PingAuthorize

Restoring a policy database from a backup

The policy database stores Policy Editor items such as the Trust Framework, policies, and commit history. If someone accidentally deletes or changes those items or the database gets corrupted, restore the database from a backup.

For information about how to configure backups, see Policy database backups.

If you are using a managed RDBMS, such as PostgreSQL, instead of the default H2 database, make sure you implement backup strategies in line with your organization’s best practices.

Not Using Docker

Restoring a database when not using Docker

About this task

To restore a policy database when not in a Docker environment:

Steps

  1. Ensure the Policy Editor server is no longer running by either using bin/stop-server or killing the process.

  2. Locate the backup .zip file that you want to restore.

    The default location is [.parmname]SERVER_ROOT/policy-backup. However, the location might have been changed using the PING_H2_BACKUP_DIR environment variable.

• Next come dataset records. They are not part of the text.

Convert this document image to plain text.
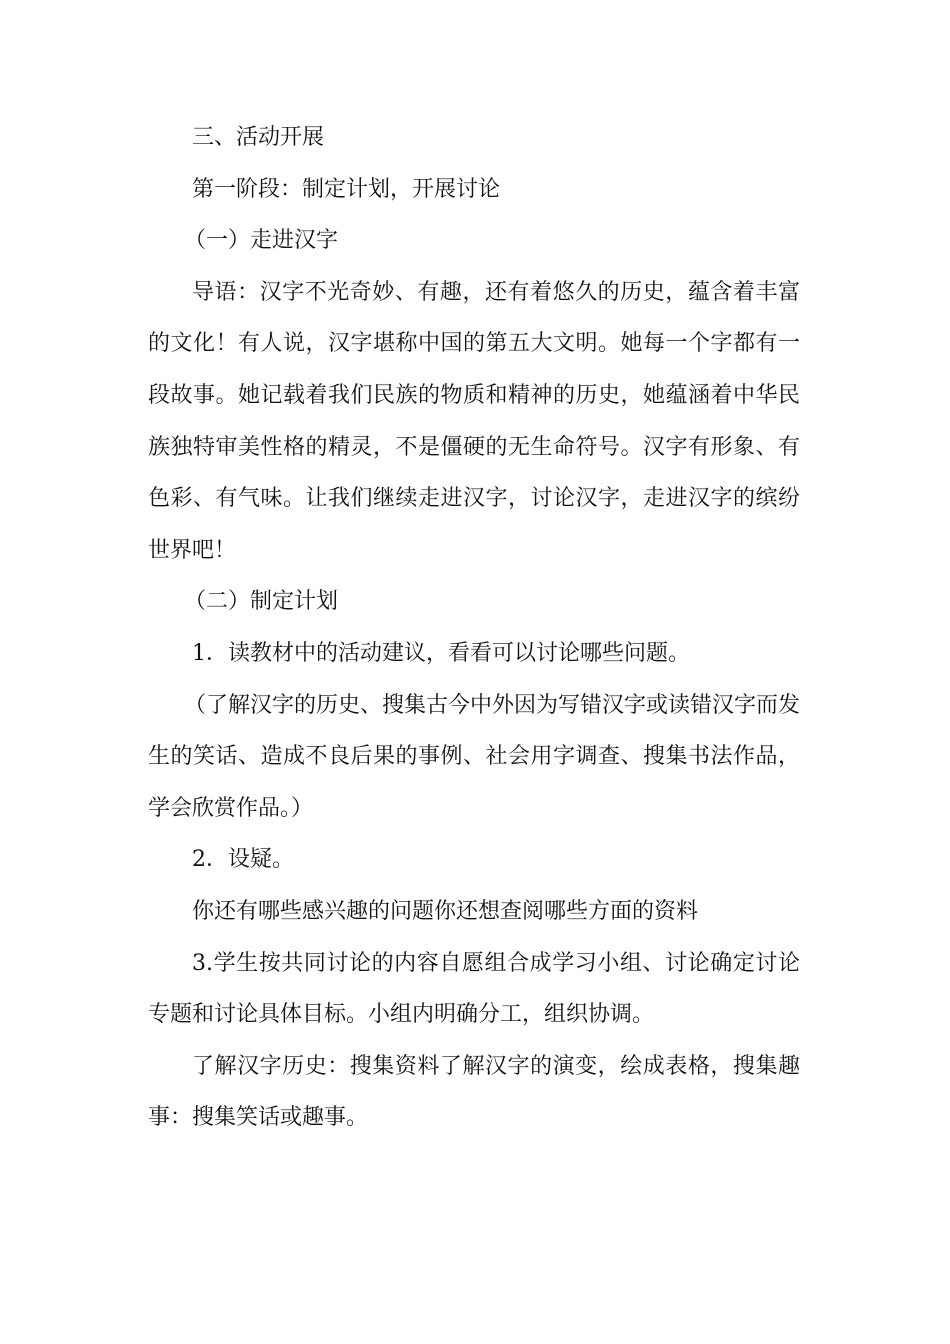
三、活动开展

第一阶段：制定计划，开展讨论

（一）走进汉字

导语：汉字不光奇妙、有趣，还有着悠久的历史，蕴含着丰富的文化！有人说，汉字堪称中国的第五大文明。她每一个字都有一段故事。她记载着我们民族的物质和精神的历史，她蕴涵着中华民族独特审美性格的精灵，不是僵硬的无生命符号。汉字有形象、有色彩、有气味。让我们继续走进汉字，讨论汉字，走进汉字的缤纷世界吧！

（二）制定计划

1．读教材中的活动建议，看看可以讨论哪些问题。

（了解汉字的历史、搜集古今中外因为写错汉字或读错汉字而发生的笑话、造成不良后果的事例、社会用字调查、搜集书法作品，学会欣赏作品。）

2．设疑。

你还有哪些感兴趣的问题你还想查阅哪些方面的资料

3.学生按共同讨论的内容自愿组合成学习小组、讨论确定讨论专题和讨论具体目标。小组内明确分工，组织协调。

了解汉字历史：搜集资料了解汉字的演变，绘成表格，搜集趣事：搜集笑话或趣事。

  3. Extract the .zip file to the configured database location overwriting the previous policy database file, if present.

    The default location is the root of the Policy Editor server installation directory. If it’s not there, check the location specified by the PING_H2_FILE environment variable.

  4. Start the Policy Editor server.

    $ bin/start-server
Using Docker

Restoring a database when using Docker

About this task

To restore a policy database in a Docker environment:

Steps

  1. Locate the backup .zip file that you want to restore.

    The location should be a directory specified using the PING_H2_BACKUP_DIR environment variable, as mentioned in Policy database backups.

  2. Extract the .zip file to the database location that you will specify using the PING_H2_FILE environment variable when you start the Docker container.

  3. Start the Policy Editor Docker container with a mounted volume that has the extracted backup file and use PING_H2_FILE to specify that backup file in the container file system.

For example, the following command assumes the uncompressed database file is named Symphonic.mv.db in the host file system. The PING_H2_FILE environment variable specifies the file name without the .mv.db extension.

$ docker run --network=<network_name>  --env-file ~/.pingidentity/config \
  --env PING_H2_FILE=/opt/out/Symphonic \
  --volume  <HOST_BACKUP_DIR>:/opt/out pingidentity/{PAP_CONTAINER_NAME}:<TAG>

For proper communication between containers, create a Docker network using a command such as docker network create --driver <network_type> <network_name>, and then connect to that network with the --network=<network_name> option.

The Docker image <TAG> used in the example is only a placeholder.For actual tag values, see Docker Hub.